I’m not sure why, but there are an extraordinary number of revolving doors in the Loop. Getting to work in the morning, I go through no fewer than five revolving doors. If I go to Starbucks for coffee and Subway for lunch (yes, I’m aware of the amount of money I waste on things I should make at home), I revolve through 14 doors in one day. Despite all of this practice, however, I still find the revolving door rather tricky. Now, it’s quite possible I’m alone in being challenged in this area, but in case anyone else gets the same double dutch-evoking nerves before jumping into a spinning section, I’d like to share some of the lessons I’ve learned walking in circles.

Lesson number one: When choosing between an empty revolving door and one already spinning a few people, choose the populated door. Because it’s already spinning, you won’t have to exert as much energy pushing through. This was counterintuitive for me because I like to stay as far away from strangers as possible—but I’ve decided it’s a sacrifice I’m willing to make, especially in the morning when I’m carrying coffee and feeling especially lazy.

Lesson number two: Stay alert when timing your door entry. It’s ideal to squeeze into the door immediately after someone else—so you can catch a free ride on his or her push. You have to be careful not to jump in too early though, as this could not only slow everyone down, but also cause extreme discomfort. One day after work I was jolted back from lala land when I realized I had followed an unsuspecting woman right into her personal revolving door compartment. I sheepishly apologized while we shuffled forward for what seemed like an eternity. Horrifying.

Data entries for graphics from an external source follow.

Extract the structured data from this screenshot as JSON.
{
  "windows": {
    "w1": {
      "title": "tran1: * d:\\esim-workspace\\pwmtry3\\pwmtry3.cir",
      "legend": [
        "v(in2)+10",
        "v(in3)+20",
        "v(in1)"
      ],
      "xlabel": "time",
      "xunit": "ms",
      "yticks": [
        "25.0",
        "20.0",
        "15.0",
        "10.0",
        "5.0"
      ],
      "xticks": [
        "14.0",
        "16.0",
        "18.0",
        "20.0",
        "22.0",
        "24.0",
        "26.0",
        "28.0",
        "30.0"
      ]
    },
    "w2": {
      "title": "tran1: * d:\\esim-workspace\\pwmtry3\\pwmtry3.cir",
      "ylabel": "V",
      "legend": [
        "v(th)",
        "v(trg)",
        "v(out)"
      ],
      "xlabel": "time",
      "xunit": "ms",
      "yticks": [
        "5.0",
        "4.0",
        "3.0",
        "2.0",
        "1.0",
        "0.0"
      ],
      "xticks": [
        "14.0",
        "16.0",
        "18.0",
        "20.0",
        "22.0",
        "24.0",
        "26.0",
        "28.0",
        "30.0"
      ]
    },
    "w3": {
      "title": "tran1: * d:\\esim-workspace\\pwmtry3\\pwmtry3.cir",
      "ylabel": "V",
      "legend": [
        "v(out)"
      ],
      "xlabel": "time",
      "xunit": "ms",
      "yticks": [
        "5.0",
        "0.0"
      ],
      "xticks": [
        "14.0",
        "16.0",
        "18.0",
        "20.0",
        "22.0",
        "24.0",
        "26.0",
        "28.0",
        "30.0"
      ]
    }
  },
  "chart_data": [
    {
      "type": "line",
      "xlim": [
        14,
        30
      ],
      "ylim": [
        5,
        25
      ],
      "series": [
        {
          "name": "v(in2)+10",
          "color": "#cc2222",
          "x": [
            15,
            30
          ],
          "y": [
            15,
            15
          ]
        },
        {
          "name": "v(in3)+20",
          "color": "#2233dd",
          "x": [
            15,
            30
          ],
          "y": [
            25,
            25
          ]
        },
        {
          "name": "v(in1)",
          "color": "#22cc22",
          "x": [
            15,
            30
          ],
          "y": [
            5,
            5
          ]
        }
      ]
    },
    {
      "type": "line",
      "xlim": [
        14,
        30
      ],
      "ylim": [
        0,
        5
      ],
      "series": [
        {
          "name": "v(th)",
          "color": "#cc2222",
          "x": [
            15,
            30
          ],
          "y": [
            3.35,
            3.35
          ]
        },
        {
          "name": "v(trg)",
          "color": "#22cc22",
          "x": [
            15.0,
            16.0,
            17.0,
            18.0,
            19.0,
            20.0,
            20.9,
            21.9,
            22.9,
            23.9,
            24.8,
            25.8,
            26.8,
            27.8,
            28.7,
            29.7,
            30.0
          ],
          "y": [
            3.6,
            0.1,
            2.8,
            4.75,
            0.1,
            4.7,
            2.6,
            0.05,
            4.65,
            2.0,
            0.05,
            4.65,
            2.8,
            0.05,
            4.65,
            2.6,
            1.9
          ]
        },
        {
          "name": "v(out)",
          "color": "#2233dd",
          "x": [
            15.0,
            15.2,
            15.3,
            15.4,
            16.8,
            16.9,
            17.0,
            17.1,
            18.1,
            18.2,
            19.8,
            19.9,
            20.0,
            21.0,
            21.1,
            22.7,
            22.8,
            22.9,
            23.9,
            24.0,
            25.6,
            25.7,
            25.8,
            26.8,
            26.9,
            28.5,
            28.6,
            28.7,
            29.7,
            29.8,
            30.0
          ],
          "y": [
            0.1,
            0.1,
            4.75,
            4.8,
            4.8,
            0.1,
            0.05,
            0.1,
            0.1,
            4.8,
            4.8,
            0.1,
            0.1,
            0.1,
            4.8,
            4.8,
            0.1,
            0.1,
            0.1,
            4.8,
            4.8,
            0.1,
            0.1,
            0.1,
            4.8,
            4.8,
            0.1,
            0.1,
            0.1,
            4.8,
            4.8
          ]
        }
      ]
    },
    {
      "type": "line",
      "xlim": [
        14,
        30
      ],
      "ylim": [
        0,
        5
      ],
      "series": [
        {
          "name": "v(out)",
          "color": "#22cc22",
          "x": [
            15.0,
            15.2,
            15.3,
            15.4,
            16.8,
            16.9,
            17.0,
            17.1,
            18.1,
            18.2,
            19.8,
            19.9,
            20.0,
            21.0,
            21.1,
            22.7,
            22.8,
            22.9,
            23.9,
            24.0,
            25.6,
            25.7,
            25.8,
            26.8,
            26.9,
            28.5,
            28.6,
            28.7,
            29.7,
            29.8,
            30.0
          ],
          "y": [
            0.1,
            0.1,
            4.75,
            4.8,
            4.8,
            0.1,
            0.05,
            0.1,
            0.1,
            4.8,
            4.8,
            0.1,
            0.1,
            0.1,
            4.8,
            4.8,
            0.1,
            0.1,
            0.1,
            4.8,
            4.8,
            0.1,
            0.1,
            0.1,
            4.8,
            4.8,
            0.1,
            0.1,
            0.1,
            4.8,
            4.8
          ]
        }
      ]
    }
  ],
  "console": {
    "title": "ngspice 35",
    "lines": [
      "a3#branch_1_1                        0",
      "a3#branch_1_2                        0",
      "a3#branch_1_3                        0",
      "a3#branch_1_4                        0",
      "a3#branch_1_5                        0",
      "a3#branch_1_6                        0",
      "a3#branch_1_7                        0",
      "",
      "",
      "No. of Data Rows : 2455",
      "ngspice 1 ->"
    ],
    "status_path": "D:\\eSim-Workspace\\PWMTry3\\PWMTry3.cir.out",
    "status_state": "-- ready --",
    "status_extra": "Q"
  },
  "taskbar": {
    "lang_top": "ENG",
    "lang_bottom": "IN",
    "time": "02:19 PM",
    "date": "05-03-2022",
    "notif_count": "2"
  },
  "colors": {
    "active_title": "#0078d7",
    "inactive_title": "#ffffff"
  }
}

Lesson number three: Reverse the laws of chivalry. Although men customarily open doors for women, when dealing with a revolving door, I think it’s more polite for the man to go first. This goes back to my laziness theme. If the man goes first, he can do all the pushing. Now, as a 21st century gal, I’m totally down with pushing my own door…or strategically timing my own door entry…but I often encounter men who seem to be trying to be gentlemanly by letting me go first, and I find that odd because then I’m doing all the work for them. Maybe I’m getting it all wrong though—I shared this theory with a lunch date once…and I never heard from him again…

4 comments:

Pam said...

I disagree with the idea of going last to let others push. My fear is they will want to go too fast for me & I'll crumble to the floor or lose an arm or something.
I'm also afraid of escalators.

Amy said...

OMG I totally have a phobia of getting sucked through an escalator by my shoelace, although I don't encounter escalators very often anymore... or shoelaces, come to think of it... Just realized the front door of my new building is of the revolving variety :(

Zipporah said...

When i moved to this cold tundra, someone told me that revolving doors are everywhere to keep the cold air out. Then why, pray tell, are there revolving doors coming out of the el? The one at armitage is nearly impossible to push. I mean I lift weights and every day I have to put some muscle into turning that thing. But why is it even there??

Amy said...

The revolving door to my office building is ridiculously hard to push as well. I make a big production out of the effort I put into getting through in the mornings, but no one has noticed and addressed the problem yet...

I've heard that theory about the cold air too, or the wind. But doesn't Windy City refer to the politicians, not the weather? Or did I make that up? I think they're just there to make us miserable.